White supremacy is clearly not new to the environmental movement. When we promote the idea that social tragedies are a must in order to save the environment, we repeat a dangerous trope that has and will continue to cost many lives, many of whom are minorities. When one decides that population reduction is the most beneficial way to save the planet and minimize our impact, one has to choose who needs to be reduced – and it has consistently been minorities, immigrants, and marginalized peoples. It may not seem harmful to post misleading pictures of swans in Italy or call COVID-19 earth’s ‘vaccine’, but it contains an underlying tone very reminiscent of a devastating, racist, and violent sector of environmentalism. 

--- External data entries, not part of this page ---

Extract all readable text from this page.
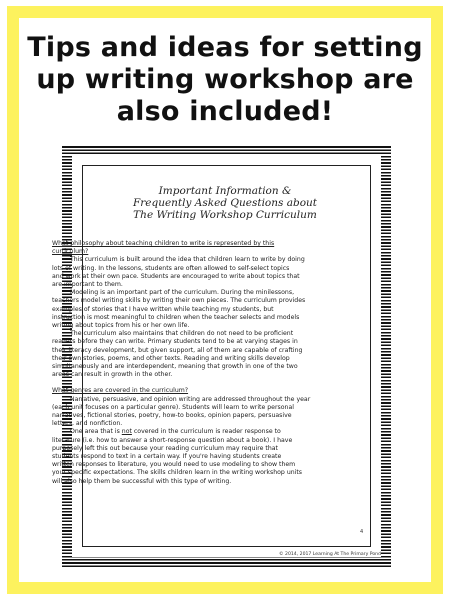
Tips and ideas for setting
up writing workshop are
also included!
Important Information &
Frequently Asked Questions about
The Writing Workshop Curriculum

What philosophy about teaching children to write is represented by this
curriculum?

This curriculum is built around the idea that children learn to write by doing
lots of writing. In the lessons, students are often allowed to self-select topics
and work at their own pace. Students are encouraged to write about topics that
are important to them.

Modeling is an important part of the curriculum. During the minilessons,
teachers model writing skills by writing their own pieces. The curriculum provides
examples of stories that I have written while teaching my students, but
instruction is most meaningful to children when the teacher selects and models
writing about topics from his or her own life.

The curriculum also maintains that children do not need to be proficient
readers before they can write. Primary students tend to be at varying stages in
their literacy development, but given support, all of them are capable of crafting
their own stories, poems, and other texts. Reading and writing skills develop
simultaneously and are interdependent, meaning that growth in one of the two
areas can result in growth in the other.

What genres are covered in the curriculum?

Narrative, persuasive, and opinion writing are addressed throughout the year
(each unit focuses on a particular genre). Students will learn to write personal
narratives, fictional stories, poetry, how-to books, opinion papers, persuasive
letters, and nonfiction.

One area that is not covered in the curriculum is reader response to

literature (i.e. how to answer a short-response question about a book). I have

purposely left this out because your reading curriculum may require that

students respond to text in a certain way. If you're having students create

written responses to literature, you would need to use modeling to show them

your specific expectations. The skills children learn in the writing workshop units

will also help them be successful with this type of writing.

4
© 2014, 2017 Learning At The Primary Pond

We have already seen the consequences of scapegoating certain racial groups during COVID-19. Hate crimes against Asian Americans have now averaged to about 100 per day across the United States. Over 1,000 hate crimes have been reported since the start of the pandemic (Rep. Judy Chu, 2020). Labeling coronavirus a “Chinese virus” reinforces xenophobia and racism towards Asian people. When Patrick Crusius referred to “our way of life” in the El Paso shooting, he was referring to an all-white way of life, a way that would diminish multiculturalism and stop the demographic shift that has supposedly expedited the environmental crisis (Klee, 2020).

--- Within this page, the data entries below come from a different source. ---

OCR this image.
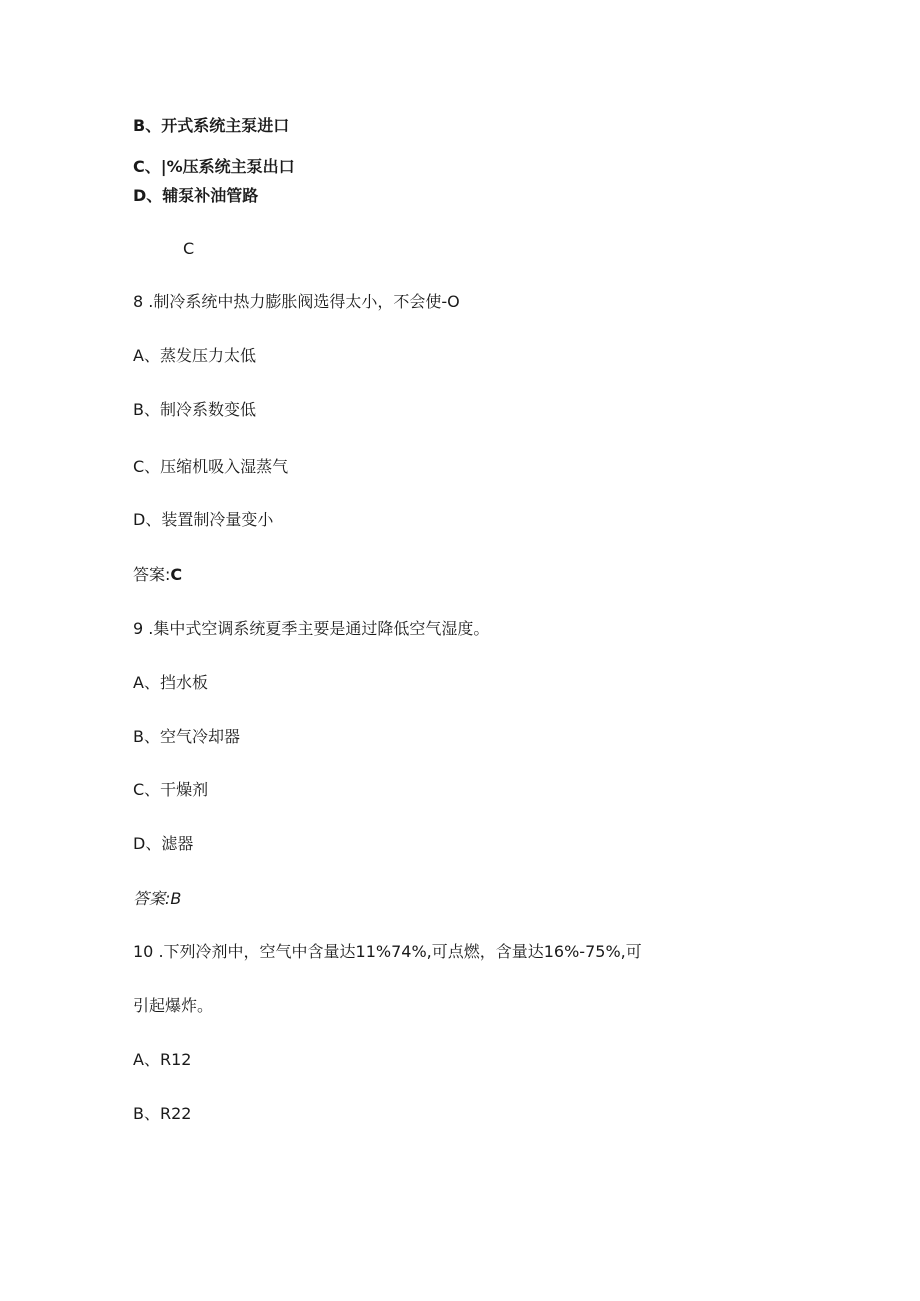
B、开式系统主泵进口
C、|%压系统主泵出口
D、辅泵补油管路
C
8 .制冷系统中热力膨胀阀选得太小，不会使-O
A、蒸发压力太低
B、制冷系数变低
C、压缩机吸入湿蒸气
D、装置制冷量变小
答案:C
9 .集中式空调系统夏季主要是通过降低空气湿度。
A、挡水板
B、空气冷却器
C、干燥剂
D、滤器
答案:B
10 .下列冷剂中，空气中含量达11%74%,可点燃，含量达16%-75%,可
引起爆炸。
A、R12
B、R22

On top of the violence and genocide associated with ecofacsism, ecofascist tropes routinely disregard who is really at fault for the environmental crisis. Since 1988, only 100 companies have been responsible for 71% of the world’s greenhouse gas emissions, and more than half of these can be traced to just 25 companies, including Exxon, Shell, BP, and Chevron (Riley, 2017). These companies are and will be responsible for catastrophic species extinction and global food scarcity over the next 30 years. Several billion people will have to and are already paying the price for a small number of state and private corporations to make record-breaking profits off oil. What’s even worse is that these corporations knew their potential impact on the global environment as far back as 1965, before the climate crisis (Taylor and Watts, 2019). Ecofasicists place the blame for climate change on population demographics rather than corporate groups and capitalism. Ecofasicists ignore the intertwining relationship between capitalist profits and environmental devastation. In a capitalist society, the consumption of goods is the center of everything (Reyes, 2019). The irrationality of it all is that it comes even at the expense of the state’s people and their wellbeing. Capitalism uses resources until it must transition or find new sources. From an environmentalist perspective, the resources are fossil fuels, and the consequence is environmental devastation and climate change. Ecofascism places this blame on the individual rather than the system as a whole. There are grave flaws with mindsets like this. Ecofascism has no place within the environmental movement. It is harmful and destructive to all human beings with an emphasis on those who identify as marginalized and non-white.

Now, this isn’t to say that every person who tweets or minimizes the impact of COVID-19 has the intention of being an ecofascist and is aware of the history and serious flaws within this mindset. It’s just to say that where there are unfathomable human tragedies, a dark, ecofascist side of environmentalism has always coexisted with it that ignores the overarching systemic issues that play a role. Until we call out the injustices in attributing environmental benefits to mass human loss, ecofascist tropes, unknowingly or not, are bound to rise and resurface in the midst of human calamities. The next time you see a post or tweet about the environmental benefits of shelter-in-place mandates, be careful and think about the potential and underlying repercussions of views like these on a broader, global, scale. Ecofascism does not have a place in the environmental movement, and well-meaning or not, articles and tweets with underlying ecofascist tropes should be scrutinized and called out.